Disjunction Query: This will allow you to perform the "one must match" query mentioned above. You can pass in x amount of queries and set how many child queries must match at least one document.
Disjunction Query example:
djQuery := bleve.NewDisjunctionQuery()
fields := []string{"title", "description", "author"}
// At least 1 of the queries below must match at least one document.
djQuery.Min = 1
for _, field := range fields {
query := bleve.NewMatchQuery(searchTerm)
// Tell the query which field to match against.
query.setField(field)
djQuery.AddQuery(query)
}
searchRequest := bleve.NewSearchRequestOptions(djQuery, maxPerPage, offset, false)
Similar to how we used "searchParser" earlier, we can now pass the "Disjunction Query" into the constructor for our "searchRequest".
While not exactly the same, this resembles the following SQL:
SELECT docs FROM docs
WHERE title LIKE '%x%'
OR description LIKE '%x%'
OR author LIKE '%x%';
You can also adjust how fuzzy you want the search to be by setting "query.Fuzziness=[0 or 1 or 2]"
Conjunction Query Example:
cjQuery := bleve.NewConjunctionQuery()
// Keyword search
searchQuery := bleve.NewMatchQuery(searchTerm)
searchQuery.setField("name")
cjQuery.addQuery(searchQuery)
// Price range search
minPrice := 100
maxPrice := 200
priceQuery := bleve.NewNumericRangeQuery(&minPrice, &maxPrice)
priceQuery.setField("price")
cjQuery.AddQuery(priceQuery)
searchRequest := bleve.NewSearchRequestOptions(cjQuery, maxPerPage, offset, false)
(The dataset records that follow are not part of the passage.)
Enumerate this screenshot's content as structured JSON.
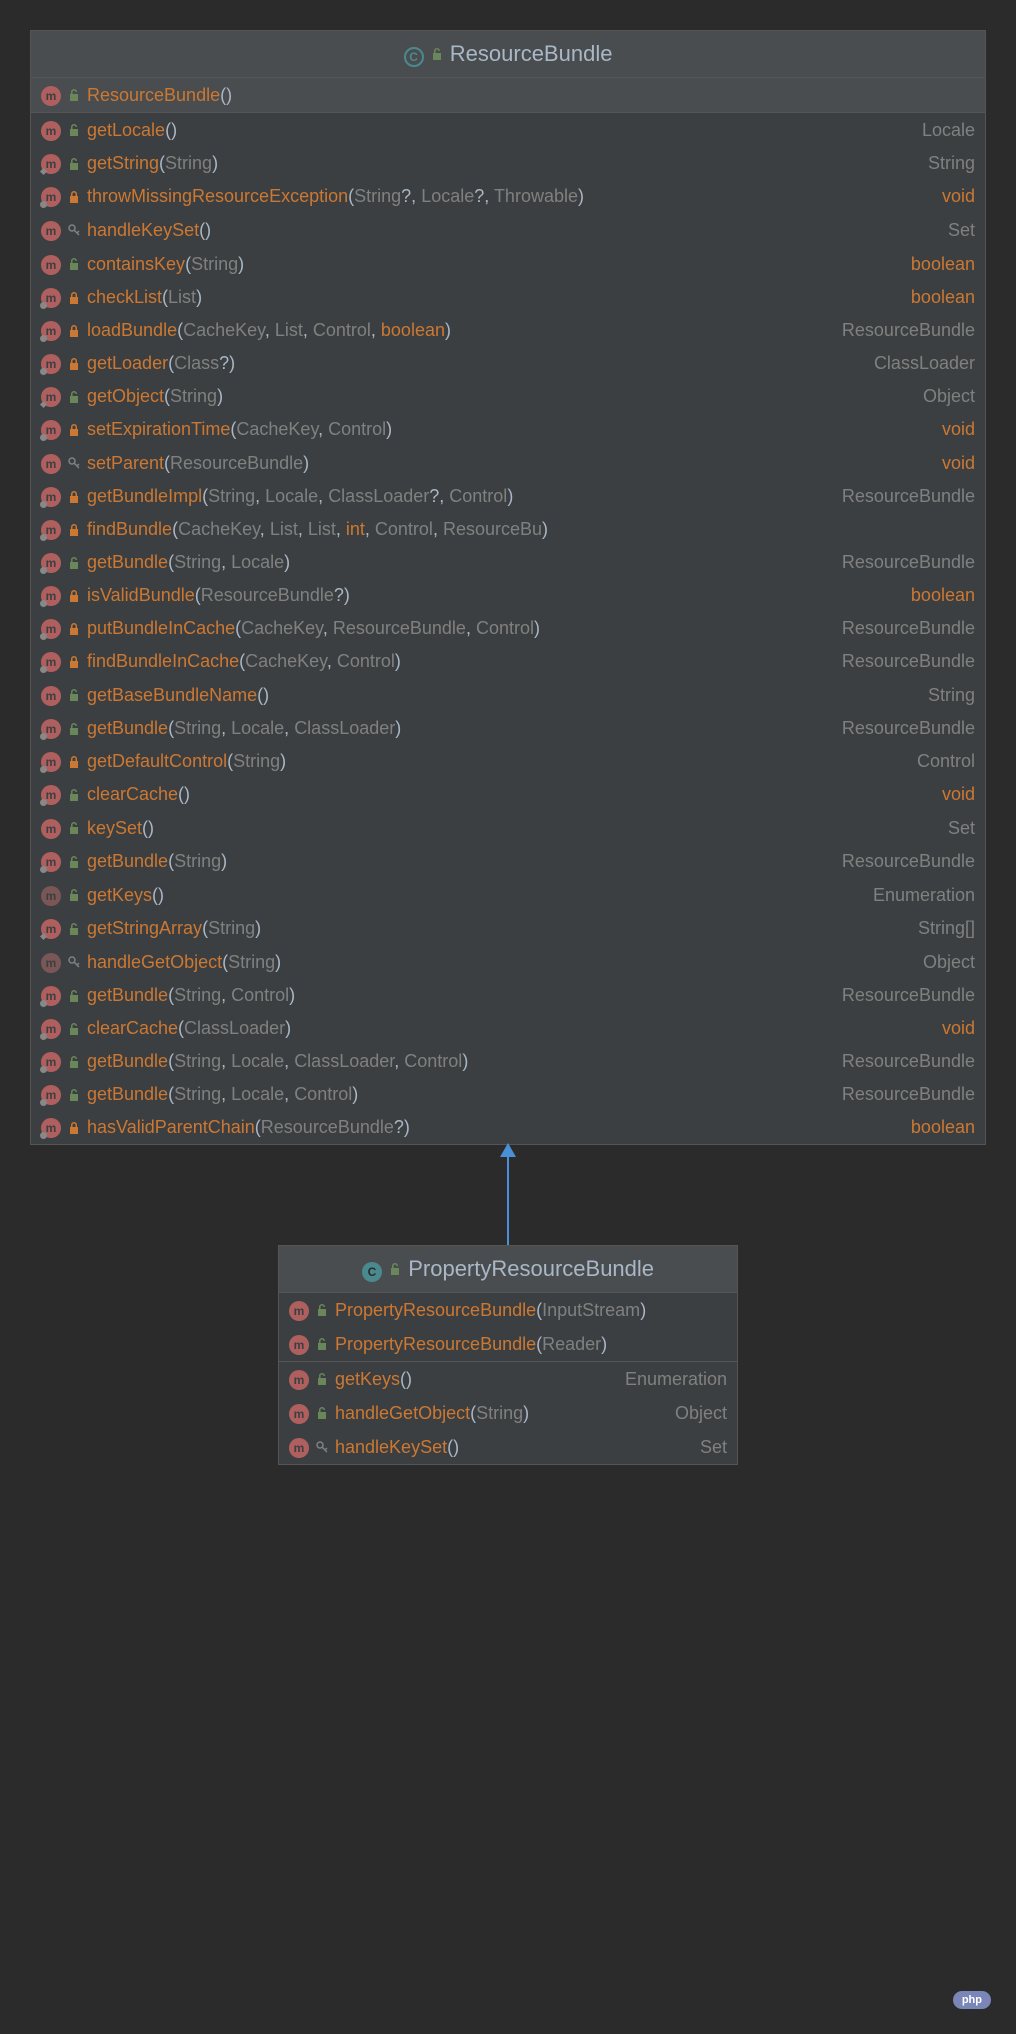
{
  "parent": {
    "title": "ResourceBundle",
    "constructors": [
      {
        "badge": "m",
        "mod": "unlock",
        "static": false,
        "name": "ResourceBundle",
        "params": [],
        "ret": "",
        "highlighted": true
      }
    ],
    "methods": [
      {
        "badge": "m",
        "mod": "unlock",
        "static": false,
        "name": "getLocale",
        "params": [],
        "ret": "Locale",
        "retKw": false
      },
      {
        "badge": "m",
        "mod": "unlock",
        "static": false,
        "final": true,
        "name": "getString",
        "params": [
          {
            "t": "String"
          }
        ],
        "ret": "String",
        "retKw": false
      },
      {
        "badge": "m",
        "mod": "lock",
        "static": true,
        "name": "throwMissingResourceException",
        "params": [
          {
            "t": "String",
            "q": true
          },
          {
            "t": "Locale",
            "q": true
          },
          {
            "t": "Throwable"
          }
        ],
        "ret": "void",
        "retKw": true
      },
      {
        "badge": "m",
        "mod": "key",
        "static": false,
        "name": "handleKeySet",
        "params": [],
        "ret": "Set<String>",
        "retKw": false
      },
      {
        "badge": "m",
        "mod": "unlock",
        "static": false,
        "name": "containsKey",
        "params": [
          {
            "t": "String"
          }
        ],
        "ret": "boolean",
        "retKw": true
      },
      {
        "badge": "m",
        "mod": "lock",
        "static": true,
        "name": "checkList",
        "params": [
          {
            "t": "List<?>"
          }
        ],
        "ret": "boolean",
        "retKw": true
      },
      {
        "badge": "m",
        "mod": "lock",
        "static": true,
        "name": "loadBundle",
        "params": [
          {
            "t": "CacheKey"
          },
          {
            "t": "List<String>"
          },
          {
            "t": "Control"
          },
          {
            "t": "boolean",
            "kw": true
          }
        ],
        "ret": "ResourceBundle",
        "retKw": false
      },
      {
        "badge": "m",
        "mod": "lock",
        "static": true,
        "name": "getLoader",
        "params": [
          {
            "t": "Class<?>",
            "q": true
          }
        ],
        "ret": "ClassLoader",
        "retKw": false
      },
      {
        "badge": "m",
        "mod": "unlock",
        "static": false,
        "final": true,
        "name": "getObject",
        "params": [
          {
            "t": "String"
          }
        ],
        "ret": "Object",
        "retKw": false
      },
      {
        "badge": "m",
        "mod": "lock",
        "static": true,
        "name": "setExpirationTime",
        "params": [
          {
            "t": "CacheKey"
          },
          {
            "t": "Control"
          }
        ],
        "ret": "void",
        "retKw": true
      },
      {
        "badge": "m",
        "mod": "key",
        "static": false,
        "name": "setParent",
        "params": [
          {
            "t": "ResourceBundle"
          }
        ],
        "ret": "void",
        "retKw": true
      },
      {
        "badge": "m",
        "mod": "lock",
        "static": true,
        "name": "getBundleImpl",
        "params": [
          {
            "t": "String"
          },
          {
            "t": "Locale"
          },
          {
            "t": "ClassLoader",
            "q": true
          },
          {
            "t": "Control"
          }
        ],
        "ret": "ResourceBundle",
        "retKw": false
      },
      {
        "badge": "m",
        "mod": "lock",
        "static": true,
        "name": "findBundle",
        "params": [
          {
            "t": "CacheKey"
          },
          {
            "t": "List<Locale>"
          },
          {
            "t": "List<String>"
          },
          {
            "t": "int",
            "kw": true
          },
          {
            "t": "Control"
          },
          {
            "t": "ResourceBu"
          }
        ],
        "ret": "",
        "retKw": false
      },
      {
        "badge": "m",
        "mod": "unlock",
        "static": true,
        "name": "getBundle",
        "params": [
          {
            "t": "String"
          },
          {
            "t": "Locale"
          }
        ],
        "ret": "ResourceBundle",
        "retKw": false
      },
      {
        "badge": "m",
        "mod": "lock",
        "static": true,
        "name": "isValidBundle",
        "params": [
          {
            "t": "ResourceBundle",
            "q": true
          }
        ],
        "ret": "boolean",
        "retKw": true
      },
      {
        "badge": "m",
        "mod": "lock",
        "static": true,
        "name": "putBundleInCache",
        "params": [
          {
            "t": "CacheKey"
          },
          {
            "t": "ResourceBundle"
          },
          {
            "t": "Control"
          }
        ],
        "ret": "ResourceBundle",
        "retKw": false
      },
      {
        "badge": "m",
        "mod": "lock",
        "static": true,
        "name": "findBundleInCache",
        "params": [
          {
            "t": "CacheKey"
          },
          {
            "t": "Control"
          }
        ],
        "ret": "ResourceBundle",
        "retKw": false
      },
      {
        "badge": "m",
        "mod": "unlock",
        "static": false,
        "name": "getBaseBundleName",
        "params": [],
        "ret": "String",
        "retKw": false
      },
      {
        "badge": "m",
        "mod": "unlock",
        "static": true,
        "name": "getBundle",
        "params": [
          {
            "t": "String"
          },
          {
            "t": "Locale"
          },
          {
            "t": "ClassLoader"
          }
        ],
        "ret": "ResourceBundle",
        "retKw": false
      },
      {
        "badge": "m",
        "mod": "lock",
        "static": true,
        "name": "getDefaultControl",
        "params": [
          {
            "t": "String"
          }
        ],
        "ret": "Control",
        "retKw": false
      },
      {
        "badge": "m",
        "mod": "unlock",
        "static": true,
        "name": "clearCache",
        "params": [],
        "ret": "void",
        "retKw": true
      },
      {
        "badge": "m",
        "mod": "unlock",
        "static": false,
        "name": "keySet",
        "params": [],
        "ret": "Set<String>",
        "retKw": false
      },
      {
        "badge": "m",
        "mod": "unlock",
        "static": true,
        "name": "getBundle",
        "params": [
          {
            "t": "String"
          }
        ],
        "ret": "ResourceBundle",
        "retKw": false
      },
      {
        "badge": "m",
        "ab": true,
        "mod": "unlock",
        "static": false,
        "name": "getKeys",
        "params": [],
        "ret": "Enumeration<String>",
        "retKw": false
      },
      {
        "badge": "m",
        "mod": "unlock",
        "static": false,
        "final": true,
        "name": "getStringArray",
        "params": [
          {
            "t": "String"
          }
        ],
        "ret": "String[]",
        "retKw": false
      },
      {
        "badge": "m",
        "ab": true,
        "mod": "key",
        "static": false,
        "name": "handleGetObject",
        "params": [
          {
            "t": "String"
          }
        ],
        "ret": "Object",
        "retKw": false
      },
      {
        "badge": "m",
        "mod": "unlock",
        "static": true,
        "name": "getBundle",
        "params": [
          {
            "t": "String"
          },
          {
            "t": "Control"
          }
        ],
        "ret": "ResourceBundle",
        "retKw": false
      },
      {
        "badge": "m",
        "mod": "unlock",
        "static": true,
        "name": "clearCache",
        "params": [
          {
            "t": "ClassLoader"
          }
        ],
        "ret": "void",
        "retKw": true
      },
      {
        "badge": "m",
        "mod": "unlock",
        "static": true,
        "name": "getBundle",
        "params": [
          {
            "t": "String"
          },
          {
            "t": "Locale"
          },
          {
            "t": "ClassLoader"
          },
          {
            "t": "Control"
          }
        ],
        "ret": "ResourceBundle",
        "retKw": false
      },
      {
        "badge": "m",
        "mod": "unlock",
        "static": true,
        "name": "getBundle",
        "params": [
          {
            "t": "String"
          },
          {
            "t": "Locale"
          },
          {
            "t": "Control"
          }
        ],
        "ret": "ResourceBundle",
        "retKw": false
      },
      {
        "badge": "m",
        "mod": "lock",
        "static": true,
        "name": "hasValidParentChain",
        "params": [
          {
            "t": "ResourceBundle",
            "q": true
          }
        ],
        "ret": "boolean",
        "retKw": true
      }
    ]
  },
  "child": {
    "title": "PropertyResourceBundle",
    "constructors": [
      {
        "badge": "m",
        "mod": "unlock",
        "static": false,
        "name": "PropertyResourceBundle",
        "params": [
          {
            "t": "InputStream"
          }
        ],
        "ret": ""
      },
      {
        "badge": "m",
        "mod": "unlock",
        "static": false,
        "name": "PropertyResourceBundle",
        "params": [
          {
            "t": "Reader"
          }
        ],
        "ret": ""
      }
    ],
    "methods": [
      {
        "badge": "m",
        "mod": "unlock",
        "static": false,
        "name": "getKeys",
        "params": [],
        "ret": "Enumeration<String>",
        "retKw": false
      },
      {
        "badge": "m",
        "mod": "unlock",
        "static": false,
        "name": "handleGetObject",
        "params": [
          {
            "t": "String"
          }
        ],
        "ret": "Object",
        "retKw": false
      },
      {
        "badge": "m",
        "mod": "key",
        "static": false,
        "name": "handleKeySet",
        "params": [],
        "ret": "Set<String>",
        "retKw": false
      }
    ]
  },
  "watermark": "php"
}
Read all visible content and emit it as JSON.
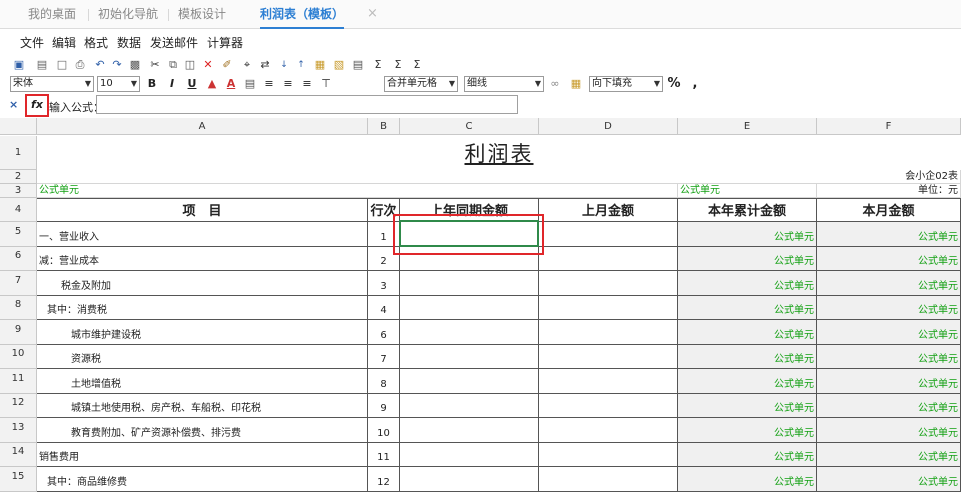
{
  "tabs": [
    {
      "label": "我的桌面"
    },
    {
      "label": "初始化导航"
    },
    {
      "label": "模板设计"
    },
    {
      "label": "利润表（模板）"
    }
  ],
  "tab_close": "×",
  "menu": [
    "文件",
    "编辑",
    "格式",
    "数据",
    "发送邮件",
    "计算器"
  ],
  "toolbar": {
    "font": "宋体",
    "font_size": "10",
    "merge": "合并单元格",
    "border": "细线",
    "fill": "向下填充",
    "percent": "%",
    "comma": ","
  },
  "formula_bar": {
    "cancel": "×",
    "fx": "fx",
    "label": "输入公式：",
    "value": ""
  },
  "columns": [
    "A",
    "B",
    "C",
    "D",
    "E",
    "F"
  ],
  "sheet": {
    "title": "利润表",
    "form_no": "会小企02表",
    "unit": "单位：元",
    "formula_unit": "公式单元",
    "headers": [
      "项　目",
      "行次",
      "上年同期金额",
      "上月金额",
      "本年累计金额",
      "本月金额"
    ],
    "rows": [
      {
        "no": "5",
        "item": "一、营业收入",
        "line": "1"
      },
      {
        "no": "6",
        "item": "减：营业成本",
        "line": "2"
      },
      {
        "no": "7",
        "item": "税金及附加",
        "line": "3"
      },
      {
        "no": "8",
        "item": "其中：消费税",
        "line": "4"
      },
      {
        "no": "9",
        "item": "城市维护建设税",
        "line": "6"
      },
      {
        "no": "10",
        "item": "资源税",
        "line": "7"
      },
      {
        "no": "11",
        "item": "土地增值税",
        "line": "8"
      },
      {
        "no": "12",
        "item": "城镇土地使用税、房产税、车船税、印花税",
        "line": "9"
      },
      {
        "no": "13",
        "item": "教育费附加、矿产资源补偿费、排污费",
        "line": "10"
      },
      {
        "no": "14",
        "item": "销售费用",
        "line": "11"
      },
      {
        "no": "15",
        "item": "其中：商品维修费",
        "line": "12"
      }
    ],
    "row_numbers_top": [
      "1",
      "2",
      "3",
      "4"
    ]
  },
  "colors": {
    "accent": "#2d7fd3",
    "formula_green": "#12a012",
    "highlight_red": "#e0262a"
  }
}
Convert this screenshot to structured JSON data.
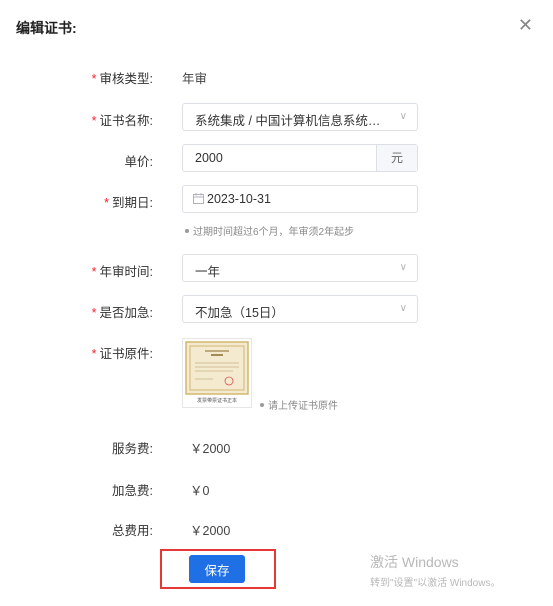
{
  "dialog": {
    "title": "编辑证书:"
  },
  "form": {
    "audit_type": {
      "label": "审核类型:",
      "value": "年审",
      "required": true
    },
    "cert_name": {
      "label": "证书名称:",
      "value": "系统集成 / 中国计算机信息系统集成行业协会",
      "required": true
    },
    "price": {
      "label": "单价:",
      "value": "2000",
      "suffix": "元"
    },
    "expiry": {
      "label": "到期日:",
      "value": "2023-10-31",
      "hint": "过期时间超过6个月，年审须2年起步",
      "required": true
    },
    "audit_period": {
      "label": "年审时间:",
      "value": "一年",
      "required": true
    },
    "urgent": {
      "label": "是否加急:",
      "value": "不加急（15日）",
      "required": true
    },
    "cert_file": {
      "label": "证书原件:",
      "thumb_caption": "发票带票证书正本",
      "upload_hint": "请上传证书原件",
      "required": true
    }
  },
  "fees": {
    "service_label": "服务费:",
    "service_value": "￥2000",
    "urgent_label": "加急费:",
    "urgent_value": "￥0",
    "total_label": "总费用:",
    "total_value": "￥2000"
  },
  "actions": {
    "save_label": "保存"
  },
  "watermark": {
    "line1": "激活 Windows",
    "line2": "转到\"设置\"以激活 Windows。"
  },
  "colors": {
    "primary": "#1f6fe5",
    "required": "#f5222d",
    "highlight": "#e53935"
  },
  "icons": {
    "close": "close-icon",
    "chevron": "chevron-down-icon",
    "calendar": "calendar-icon"
  }
}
You will notice the syntax is very similar, you can basically just use the "Conjunction" and "Disjunction" queries interchangeably.
This will look similar to the following in SQL:
SELECT docs FROM docs
WHERE title LIKE '%x%'
AND (price >= ? and price < ?)
In summary; use the "Conjunction Query" when you want all child queries to match at least one document and the "Disjunction Query" when you want to match at least one child query but not necessarily all child queries.
Sharding
If you run into speed issues, Bleve also makes it possible to distribute your data across multiple index shards and then query those shards in one request, for example:
searchShardHandler := bleve.NewIndexAlias()
searchShardHandler.Add(indexes...)
searchShardHandler.Search(searchRequest)
Sharding can become quite complex, but as you see above, Bleve takes away a lot of the pain, since it automatically "merges" all the indexes and searches across them, and then returns results in one resultset just as if you searched a single index.
I have been using sharding to search across 100+ shards. The whole search process completes in a mere 100-200 milliseconds on average.
You can create shards as follows:
var indexes []bleve.Index
var i := 1
for {
if i >= 5 {
return
}
indexShardName := fmt.Sprintf("/some/path/index_%d.bleve", i)
index, err = bleve.NewUsing(indexShardName, mappings, "scorch", "scorch", nil)
if err == nil {
indexes = append(indexes, index)
}
}
Just be sure to create unique IDs for each document or have some sort of predictable way of adding and updating documents without messing up the index.
An easy way to do this is to store a prefix that contains the shard name in your source DB, or wherever you get the documents from. So that every time you try to insert or update, you look up the "prefix" which will tell you which shard to call ".index" on.
Speaking of updating, simply calling "index.index(idstr, struct)" will update an existing document.
Conclusion
Using just this basic search technique above and putting it behind GIN or the standard Go HTTP server, you can build quite a powerful search API and serve millions of requests without needing to roll out complex infrastructure.
One caveat though; Bleve does not cater for replication, however, since you can wrap this in an API. Simply have a cron job that reads from your source and "blasts" out an update to all your Bleve servers using goroutines.
Alternatively, you can just lock writing to disk for a few seconds and then just "rsync" the data across to slave indexes, although I don't advise doing so because you probably would also need to restart the go binary each time.